Searching IP Address with regex

Hi All,
I need to search for the presence of ip addresses on application logs in the following format:

The field could also contain information other than the ip address

I wrote the regex (https?://([0-9]{1,3}\.){3}[0-9]{1,3}) and tested it via regex101.
I created a test index to verify the search, inserted in the DSL query returns no results (via Kibana) :

{ 
  "regexp": {
    "message": {
      "case_insensitive": true,
      "value": "https?://([0-9]{1,3}\.){3}[0-9]{1,3}"
    }
  }
}

If I put:

  • "https?": returns document
  • "([0-9]{1,3}{3}[0-9]{1,3}": returns documents
  • "https?:": does not return documents
  • "https?://([0-9]{1,3}{3}[0-9]{1,3}": does not return documents
  • "https?:\\/\\/([0-9]{1,3}{3}[0-9]{1,3}": does not return documents
  • "https?\\:\\/\\/([0-9]{1,3}{3}[0-9]{1,3}": does not return documents

Can anyone help me? Currently the elastic stack in use is at version 8.11.1.

Thanks

It depends on the mapping used for the message field I think.
If it's not a keyword or a wildcard type, that might not work.

See Keyword type family | Elasticsearch Guide [8.12] | Elastic for more details.

Hi,
thanks for your reply!
I performed another test by creating an index with a wildcard field and the regex does not work.

If the mapping is wrong I can't explain why the first regex works but as soon as I insert the character ":" it stops working.

Thanks

Could you provide a full recreation script as described in About the Elasticsearch category. It will help to better understand what you are doing. Please, try to keep the example as simple as possible.

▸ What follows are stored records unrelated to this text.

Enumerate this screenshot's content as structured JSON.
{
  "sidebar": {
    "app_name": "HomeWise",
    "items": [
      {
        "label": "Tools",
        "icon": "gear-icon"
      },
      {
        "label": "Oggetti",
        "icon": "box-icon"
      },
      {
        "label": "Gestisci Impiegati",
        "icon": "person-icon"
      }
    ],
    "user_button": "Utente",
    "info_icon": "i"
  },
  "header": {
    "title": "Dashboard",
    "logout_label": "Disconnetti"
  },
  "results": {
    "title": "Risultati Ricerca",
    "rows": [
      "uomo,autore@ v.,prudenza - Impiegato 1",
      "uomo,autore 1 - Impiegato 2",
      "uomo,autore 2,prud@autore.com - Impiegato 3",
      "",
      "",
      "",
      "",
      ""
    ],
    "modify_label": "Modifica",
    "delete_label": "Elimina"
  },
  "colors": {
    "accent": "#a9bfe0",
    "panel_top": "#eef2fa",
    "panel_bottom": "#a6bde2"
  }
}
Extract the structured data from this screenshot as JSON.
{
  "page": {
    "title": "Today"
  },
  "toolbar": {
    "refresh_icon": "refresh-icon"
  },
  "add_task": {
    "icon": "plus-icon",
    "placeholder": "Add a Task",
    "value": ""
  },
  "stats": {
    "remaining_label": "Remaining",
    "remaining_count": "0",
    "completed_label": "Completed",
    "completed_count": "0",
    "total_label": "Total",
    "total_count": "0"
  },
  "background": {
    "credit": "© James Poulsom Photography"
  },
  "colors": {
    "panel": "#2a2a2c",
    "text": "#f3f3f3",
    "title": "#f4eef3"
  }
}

A full reproduction script is something anyone can copy and paste in Kibana dev console, click on the run button to reproduce your use case. It will help readers to understand, reproduce and if needed fix your problem. It will also most likely help to get a faster answer.

Have a look at the Elastic Stack and Solutions Help · Forums and Slack | Elastic page. It contains also lot of useful information on how to ask for help.

Hi,
please find below my test script.

Thanks you very much!

# Create index
PUT /regex-test
{
  "mappings": {
    "properties": {
      "@timestamp": {
        "type": "date"
      },
      "message": {
        "type": "text"
      }
    }
  }
}
 
# Populate index with some test cases
POST /regex-test/_doc
{
  "@timestamp": "2024-03-18T13:00:00",
  "message": "Correct case https://192.168.1.1/"
}

POST /regex-test/_doc
{
  "@timestamp": "2024-03-18T13:00:00",
  "message": "Correct https://192.168.1.1/second/third"
}

POST /regex-test/_doc
{
  "@timestamp": "2024-03-18T13:00:00",
  "message": "Correct case: http://192.168.1.1"
}

POST /regex-test/_doc
{
  "@timestamp": "2024-03-18T13:00:00",
  "message": "No correct case: 192.168.1.1/"
}

POST /regex-test/_doc
{
  "@timestamp": "2024-03-18T13:00:00",
  "message": "No correct https://www.google.it"
}

# Result found
GET /regex-test/_search
{
  "query": {
    "regexp": {
      "message": {
        "case_insensitive": true,
        "value": "([0-9]{1,3}\\.){3}[0-9]{1,3}"
      }
    }
  }
}

# Result found
GET /regex-test/_search
{
  "query": {
    "regexp": {
      "message": {
        "case_insensitive": true,
        "value": "https?"
      }
    }
  }
}

# Result NOT found
GET /regex-test/_search
{
  "query": {
    "regexp": {
      "message": {
        "case_insensitive": true,
        "value": "https?:"
      }
    }
  }
}

# Result NOT found
GET /regex-test/_search
{
  "query": {
    "regexp": {
      "message": {
        "case_insensitive": true,
        "value": "https?://([0-9]{1,3}\\.){3}[0-9]{1,3}"
      }
    }
  }
}

What about this?

# Create index
DELETE /regex-test

PUT /regex-test
{
  "mappings": {
    "properties": {
      "message": {
        "type": "wildcard"
      }
    }
  }
}
 
# Populate index with some test cases
POST /regex-test/_doc
{
  "message": "Correct case https://192.168.1.1/"
}

POST /regex-test/_doc
{
  "message": "Correct https://192.168.1.1/second/third"
}

POST /regex-test/_doc
{
  "message": "Correct case: http://192.168.1.1"
}

POST /regex-test/_doc
{
  "message": "No correct case: 192.168.1.1/"
}

POST /regex-test/_doc
{
  "message": "No correct https://www.google.it"
}

# Result found
GET /regex-test/_search
{
  "query": {
    "regexp": {
      "message": {
        "case_insensitive": true,
        "value": "([0-9]{1,3}\\.){3}[0-9]{1,3}"
      }
    }
  }
}

# Result found
GET /regex-test/_search
{
  "query": {
    "regexp": {
      "message": {
        "case_insensitive": true,
        "value": ".*https?.*"
      }
    }
  }
}

# Result NOT found
GET /regex-test/_search
{
  "query": {
    "regexp": {
      "message": {
        "case_insensitive": true,
        "value": ".*https?:.*"
      }
    }
  }
}

# Result NOT found
GET /regex-test/_search
{
  "query": {
    "regexp": {
      "message": {
        "case_insensitive": true,
        "value": ".*https?://([0-9]{1,3}\\.){3}[0-9]{1,3}"
      }
    }
  }
}

Thank you so much @dadoonet ! It works now!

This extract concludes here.